Mijn hele leven dacht ik dat mijn herinneringen betrouwbaar waren. Tot de wetenschap zich ermee bemoeide en mij overtuigde: er is geen herinnering die deugt. Het maakt mij tot een wees, sommige herinneringen zijn me zo dierbaar dat ik ze eigenlijk niet wil prijsgeven. In 1950, ik was twaalf jaar, stond ik naast de stoel van mijn vader, hij las in het Algemeen Handelsblad dat de Koreaanse oorlog was begonnen, ik las mee. ‘Wordt het hier nu ook weer oorlog?’ vroeg ik. Hij schudde zijn hoofd, hij dacht van niet.
Eergisteren, 64 jaar later, vroeg mijn kleinzoon van elf jaar hetzelfde, terwijl wij naar de televisie keken.
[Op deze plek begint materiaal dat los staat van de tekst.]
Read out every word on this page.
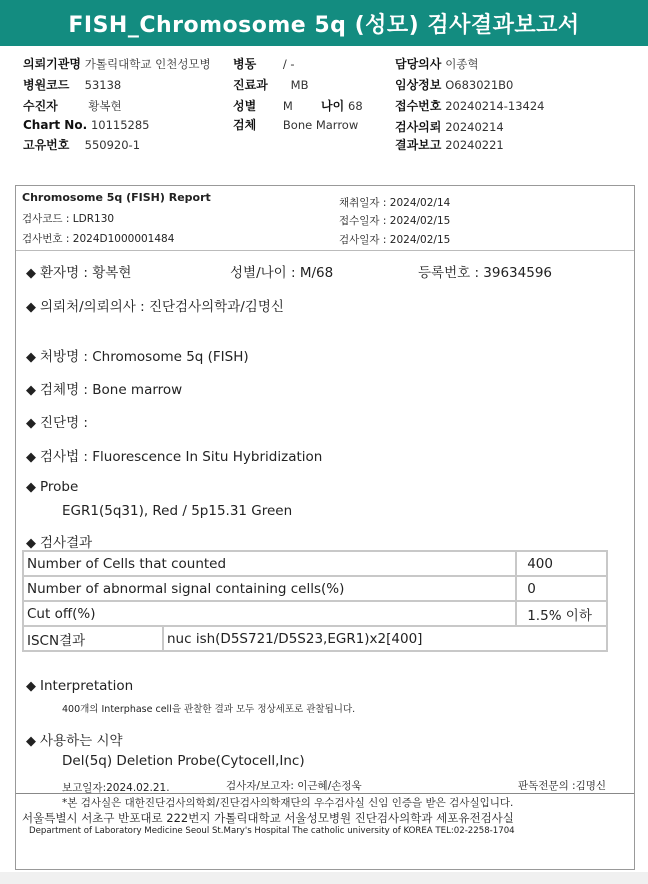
FISH_Chromosome 5q (성모) 검사결과보고서
의뢰기관명 가톨릭대학교 인천성모병
병원코드 53138
수진자	황복현
Chart No. 10115285
고유번호 550920-1
병동 / -
진료과 MB
성별 M 나이 68
검체 Bone Marrow
담당의사 이종혁
임상정보 O683021B0
접수번호 20240214-13424
검사의뢰 20240214
결과보고 20240221
Chromosome 5q (FISH) Report
검사코드 : LDR130
검사번호 : 2024D1000001484
채취일자 : 2024/02/14
접수일자 : 2024/02/15
검사일자 : 2024/02/15
◆ 환자명 : 황복현	성별/나이 : M/68	등록번호 : 39634596
◆ 의뢰처/의뢰의사 : 진단검사의학과/김명신
◆ 처방명 : Chromosome 5q (FISH)
◆ 검체명 : Bone marrow
◆ 진단명 :
◆ 검사법 : Fluorescence In Situ Hybridization
◆ Probe
EGR1(5q31), Red / 5p15.31 Green
◆ 검사결과
Number of Cells that counted		400
Number of abnormal signal containing cells(%)		0
Cut off(%)		1.5% 이하
ISCN결과	nuc ish(D5S721/D5S23,EGR1)x2[400]	
◆ Interpretation
400개의 Interphase cell을 관찰한 결과 모두 정상세포로 관찰됩니다.
◆ 사용하는 시약
Del(5q) Deletion Probe(Cytocell,Inc)
보고일자:2024.02.21.	검사자/보고자: 이근혜/손정욱	판독전문의 :김명신
*본 검사실은 대한진단검사의학회/진단검사의학재단의 우수검사실 신임 인증을 받은 검사실입니다.
서울특별시 서초구 반포대로 222번지 가톨릭대학교 서울성모병원 진단검사의학과 세포유전검사실
Department of Laboratory Medicine Seoul St.Mary's Hospital The catholic university of KOREA TEL:02-2258-1704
Ik schudde mijn hoofd, ik dacht van niet. We keken naar een Krimtataar, een oude man, hij beloofde dat hij tegen de Russische bezetters zou vechten met zijn hooivork. Zijn ogen stonden vol tranen. Mijn kleinzoon is oud genoeg om te begrijpen dat je met een hooivork geen tank kunt tegenhouden. Daarom zei ik: ‘Deze oude man heeft zoveel meegemaakt dat hij alleen nog in sprookjes kan geloven, en in een sprookje kan een man met een hooivork een draak verslaan.’
Mijn hele leven dacht ik dat mijn herinneringen betrouwbaar waren. Tot de wetenschap zich ermee bemoeide en mij overtuigde: er is geen herinnering die deugt.